For years we’ve been hearing about how gear box bikes may obsolete the traditional drivetrain. It hasn’t happened yet, but with bikes like the Zerode Taniwha we may be getting closer. To be clear, the Taniwha was not new at Sea Otter this year, what is new is that the bike will finally be available in the U.S. with the help of Cycle Monkey distribution. That said, it still might be difficult to get your hands on – the first bikes sold globally were all part of t a preorder which left only a handful of frames left. Cycle Monkey will soon have a number of them in stock in their California warehouse, but don’t expect them to last long…
Conceptualized around the Pinion P.12 gearbox, Zerode claims this is the first carbon fiber enduro bike built around the Pinion drivetrain. Obvious benefits include an encapsulated gear mechanism with an oil bath, and with the majority of the weight centralized around the bottom bracket area.

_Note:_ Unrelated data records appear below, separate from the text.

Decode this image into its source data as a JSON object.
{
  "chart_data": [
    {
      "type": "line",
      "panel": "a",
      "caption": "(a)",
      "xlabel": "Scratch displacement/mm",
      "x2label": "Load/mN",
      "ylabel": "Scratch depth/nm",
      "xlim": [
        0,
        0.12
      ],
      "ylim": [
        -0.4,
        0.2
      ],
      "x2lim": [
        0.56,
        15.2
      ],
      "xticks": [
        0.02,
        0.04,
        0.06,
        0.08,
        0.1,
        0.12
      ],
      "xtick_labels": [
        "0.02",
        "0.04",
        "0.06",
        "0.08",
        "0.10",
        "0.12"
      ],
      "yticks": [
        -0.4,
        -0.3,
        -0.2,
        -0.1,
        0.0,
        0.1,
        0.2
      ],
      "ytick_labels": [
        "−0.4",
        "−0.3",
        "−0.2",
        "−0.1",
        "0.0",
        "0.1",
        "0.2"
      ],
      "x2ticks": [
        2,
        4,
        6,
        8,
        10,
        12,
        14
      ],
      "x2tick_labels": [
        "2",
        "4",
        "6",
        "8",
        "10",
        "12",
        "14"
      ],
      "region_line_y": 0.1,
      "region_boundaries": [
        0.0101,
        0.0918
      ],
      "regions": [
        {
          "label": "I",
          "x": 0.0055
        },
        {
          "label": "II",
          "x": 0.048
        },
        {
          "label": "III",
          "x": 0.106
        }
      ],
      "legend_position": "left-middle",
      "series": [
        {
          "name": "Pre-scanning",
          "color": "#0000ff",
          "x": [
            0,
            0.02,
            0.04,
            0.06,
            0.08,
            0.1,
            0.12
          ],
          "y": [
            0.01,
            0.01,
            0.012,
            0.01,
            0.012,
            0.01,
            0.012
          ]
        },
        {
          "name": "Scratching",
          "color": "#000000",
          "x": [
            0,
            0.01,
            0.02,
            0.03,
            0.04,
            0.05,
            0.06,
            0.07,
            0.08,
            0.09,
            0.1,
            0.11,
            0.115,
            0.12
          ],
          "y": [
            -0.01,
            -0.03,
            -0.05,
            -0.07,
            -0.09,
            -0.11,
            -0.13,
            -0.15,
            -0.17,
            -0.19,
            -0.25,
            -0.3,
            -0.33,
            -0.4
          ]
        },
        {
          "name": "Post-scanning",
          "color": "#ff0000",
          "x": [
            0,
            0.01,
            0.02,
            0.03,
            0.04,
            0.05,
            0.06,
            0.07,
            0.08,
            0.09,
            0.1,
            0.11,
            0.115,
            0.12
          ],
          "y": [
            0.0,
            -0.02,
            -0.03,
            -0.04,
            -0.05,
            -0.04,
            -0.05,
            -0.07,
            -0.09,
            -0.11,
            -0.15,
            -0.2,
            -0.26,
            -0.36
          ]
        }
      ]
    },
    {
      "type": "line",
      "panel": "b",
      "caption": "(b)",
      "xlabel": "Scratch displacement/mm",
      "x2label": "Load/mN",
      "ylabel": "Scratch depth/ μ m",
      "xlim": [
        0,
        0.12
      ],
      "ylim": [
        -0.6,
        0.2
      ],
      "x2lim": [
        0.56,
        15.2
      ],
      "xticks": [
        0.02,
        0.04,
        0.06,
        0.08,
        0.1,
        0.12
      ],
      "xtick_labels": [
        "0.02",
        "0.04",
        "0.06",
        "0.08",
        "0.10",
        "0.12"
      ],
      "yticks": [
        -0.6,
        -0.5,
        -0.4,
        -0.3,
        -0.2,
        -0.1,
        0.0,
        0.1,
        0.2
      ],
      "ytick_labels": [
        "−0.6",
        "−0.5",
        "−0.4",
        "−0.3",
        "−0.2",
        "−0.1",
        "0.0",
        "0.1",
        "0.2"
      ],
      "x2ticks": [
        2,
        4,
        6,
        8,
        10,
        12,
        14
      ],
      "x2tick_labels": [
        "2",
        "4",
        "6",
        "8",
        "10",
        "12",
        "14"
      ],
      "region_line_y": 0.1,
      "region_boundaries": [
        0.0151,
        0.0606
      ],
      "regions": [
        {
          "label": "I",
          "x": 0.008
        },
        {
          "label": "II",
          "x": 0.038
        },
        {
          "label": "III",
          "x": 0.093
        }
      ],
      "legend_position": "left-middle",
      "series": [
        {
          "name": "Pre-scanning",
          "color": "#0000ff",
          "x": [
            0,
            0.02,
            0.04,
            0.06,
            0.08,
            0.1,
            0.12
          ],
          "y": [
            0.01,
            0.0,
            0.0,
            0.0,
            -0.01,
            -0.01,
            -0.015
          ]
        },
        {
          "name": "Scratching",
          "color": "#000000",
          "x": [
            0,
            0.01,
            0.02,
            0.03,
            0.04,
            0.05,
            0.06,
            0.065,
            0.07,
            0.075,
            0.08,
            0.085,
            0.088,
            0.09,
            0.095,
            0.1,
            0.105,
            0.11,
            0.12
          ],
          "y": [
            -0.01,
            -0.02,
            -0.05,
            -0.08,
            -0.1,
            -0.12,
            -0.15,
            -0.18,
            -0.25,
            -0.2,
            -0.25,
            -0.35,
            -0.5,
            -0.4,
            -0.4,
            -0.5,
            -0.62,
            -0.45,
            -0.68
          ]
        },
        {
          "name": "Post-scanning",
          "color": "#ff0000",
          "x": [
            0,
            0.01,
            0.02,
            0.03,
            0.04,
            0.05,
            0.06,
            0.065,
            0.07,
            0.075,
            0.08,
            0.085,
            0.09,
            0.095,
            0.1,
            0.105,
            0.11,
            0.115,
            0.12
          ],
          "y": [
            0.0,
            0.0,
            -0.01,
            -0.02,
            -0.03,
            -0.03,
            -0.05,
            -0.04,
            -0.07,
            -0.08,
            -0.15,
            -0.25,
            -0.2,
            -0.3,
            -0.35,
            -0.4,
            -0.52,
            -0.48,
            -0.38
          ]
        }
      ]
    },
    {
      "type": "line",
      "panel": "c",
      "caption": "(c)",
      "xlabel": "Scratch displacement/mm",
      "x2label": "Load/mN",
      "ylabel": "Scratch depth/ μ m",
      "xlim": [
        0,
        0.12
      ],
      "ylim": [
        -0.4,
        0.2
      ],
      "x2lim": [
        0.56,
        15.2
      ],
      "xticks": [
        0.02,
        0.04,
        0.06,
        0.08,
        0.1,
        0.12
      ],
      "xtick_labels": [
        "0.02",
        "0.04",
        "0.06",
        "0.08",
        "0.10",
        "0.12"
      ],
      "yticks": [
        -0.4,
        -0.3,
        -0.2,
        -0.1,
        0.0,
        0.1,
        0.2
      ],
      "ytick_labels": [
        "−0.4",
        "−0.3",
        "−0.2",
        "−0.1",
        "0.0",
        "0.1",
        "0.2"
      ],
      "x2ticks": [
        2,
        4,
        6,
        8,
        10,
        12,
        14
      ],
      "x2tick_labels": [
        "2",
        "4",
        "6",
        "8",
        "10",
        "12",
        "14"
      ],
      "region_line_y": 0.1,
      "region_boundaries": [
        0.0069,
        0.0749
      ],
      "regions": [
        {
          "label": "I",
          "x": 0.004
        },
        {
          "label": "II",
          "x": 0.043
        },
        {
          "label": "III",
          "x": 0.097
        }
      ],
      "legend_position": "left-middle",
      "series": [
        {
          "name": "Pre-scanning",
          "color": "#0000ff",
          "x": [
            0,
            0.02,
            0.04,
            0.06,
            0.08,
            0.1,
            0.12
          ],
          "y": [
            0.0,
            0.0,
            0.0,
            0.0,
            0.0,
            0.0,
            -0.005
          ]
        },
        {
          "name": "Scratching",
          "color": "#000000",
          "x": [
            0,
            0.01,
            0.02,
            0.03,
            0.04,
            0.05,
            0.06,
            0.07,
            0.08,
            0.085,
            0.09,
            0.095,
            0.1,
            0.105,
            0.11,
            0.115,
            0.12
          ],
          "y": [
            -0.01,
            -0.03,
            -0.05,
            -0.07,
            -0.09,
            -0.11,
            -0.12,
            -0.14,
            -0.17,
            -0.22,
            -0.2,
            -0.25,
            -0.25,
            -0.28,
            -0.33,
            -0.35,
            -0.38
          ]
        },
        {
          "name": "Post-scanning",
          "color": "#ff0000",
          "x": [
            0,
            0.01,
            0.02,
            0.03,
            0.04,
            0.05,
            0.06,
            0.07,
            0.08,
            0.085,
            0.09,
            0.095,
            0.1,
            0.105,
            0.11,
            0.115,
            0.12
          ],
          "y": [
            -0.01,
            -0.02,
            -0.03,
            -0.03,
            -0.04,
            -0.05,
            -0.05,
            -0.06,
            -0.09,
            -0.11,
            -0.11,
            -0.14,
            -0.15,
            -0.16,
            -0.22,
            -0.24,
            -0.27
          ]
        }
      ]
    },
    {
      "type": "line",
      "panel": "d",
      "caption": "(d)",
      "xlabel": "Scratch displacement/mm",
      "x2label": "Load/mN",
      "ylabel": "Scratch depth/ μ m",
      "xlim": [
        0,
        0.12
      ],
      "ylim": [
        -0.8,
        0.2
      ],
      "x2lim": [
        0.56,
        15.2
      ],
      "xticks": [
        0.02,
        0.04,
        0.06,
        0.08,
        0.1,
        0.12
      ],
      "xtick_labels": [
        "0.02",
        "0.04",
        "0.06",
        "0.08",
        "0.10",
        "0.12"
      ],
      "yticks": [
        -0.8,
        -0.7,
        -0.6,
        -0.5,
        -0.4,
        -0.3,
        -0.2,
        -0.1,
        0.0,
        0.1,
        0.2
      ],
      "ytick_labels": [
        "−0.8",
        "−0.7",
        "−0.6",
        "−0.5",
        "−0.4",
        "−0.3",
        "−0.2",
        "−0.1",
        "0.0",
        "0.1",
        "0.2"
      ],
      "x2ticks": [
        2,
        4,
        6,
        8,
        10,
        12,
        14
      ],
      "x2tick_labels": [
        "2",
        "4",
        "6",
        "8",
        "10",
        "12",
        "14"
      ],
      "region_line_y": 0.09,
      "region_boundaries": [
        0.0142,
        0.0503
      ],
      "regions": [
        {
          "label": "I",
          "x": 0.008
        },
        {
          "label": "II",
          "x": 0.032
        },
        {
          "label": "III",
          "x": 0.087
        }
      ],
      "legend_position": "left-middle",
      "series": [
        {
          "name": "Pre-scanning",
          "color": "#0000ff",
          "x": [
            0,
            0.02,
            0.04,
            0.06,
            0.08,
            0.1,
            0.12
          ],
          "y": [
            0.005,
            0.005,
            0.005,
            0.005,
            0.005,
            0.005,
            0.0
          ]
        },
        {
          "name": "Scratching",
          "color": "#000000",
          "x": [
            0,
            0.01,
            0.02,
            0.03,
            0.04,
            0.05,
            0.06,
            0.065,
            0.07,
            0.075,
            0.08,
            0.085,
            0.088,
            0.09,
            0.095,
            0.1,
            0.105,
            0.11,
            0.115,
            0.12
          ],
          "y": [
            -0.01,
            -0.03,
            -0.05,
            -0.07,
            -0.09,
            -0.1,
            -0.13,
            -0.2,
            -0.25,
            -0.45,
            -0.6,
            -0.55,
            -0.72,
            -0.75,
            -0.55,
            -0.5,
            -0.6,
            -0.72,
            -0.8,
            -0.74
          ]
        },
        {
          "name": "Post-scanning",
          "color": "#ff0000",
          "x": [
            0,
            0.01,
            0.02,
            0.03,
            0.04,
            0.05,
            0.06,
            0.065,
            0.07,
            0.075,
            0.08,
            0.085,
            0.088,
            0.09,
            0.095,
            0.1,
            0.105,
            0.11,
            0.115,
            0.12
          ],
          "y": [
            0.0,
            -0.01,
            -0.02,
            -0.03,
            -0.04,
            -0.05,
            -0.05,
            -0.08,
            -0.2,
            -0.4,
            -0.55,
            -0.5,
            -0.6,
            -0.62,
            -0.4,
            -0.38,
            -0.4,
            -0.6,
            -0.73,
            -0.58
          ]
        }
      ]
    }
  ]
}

Of course there’s no longer a rear derailleur to snag on anything at the back end as well. What you will find is a small chain tensioner located just behind the chainring where it should be mostly out of the way. True to form, gearbox bikes like the Taniwha remove much of the unsprung weight of the drivetrain and relocate it as sprung weight on the frame -which should have a positive effect on suspension performance. It also makes for a stronger rear wheel since a 12 x 142 single speed hub can be used with wider flange spacing and more even spoke tension. Not to mention perfect chainline since it never moves.
It’s worth noting that in a number of short test rides, this was the smoothest shifting I’ve felt from a Pinion gearbox yet. Either they are getting better, or the others were poorly set up. That alone made me much more hopeful for the future of the gearbox bike. I’ve ridden a few where the shifting just felt clunky and uninspiring. This bike was different – in a good way.
Built around a full carbon frame with an aluminum suspension link, the Taniwha features internal cable routing including dropper post, 160mm travel, 27.5″ wheels with 2.7″ tire clearance, a 65° head tube angle, and a build weight of 32-33lbs. Offered as a complete build or as a frame and gearbox, pricing for completes starts at $6,500 in M, L, and XL frames.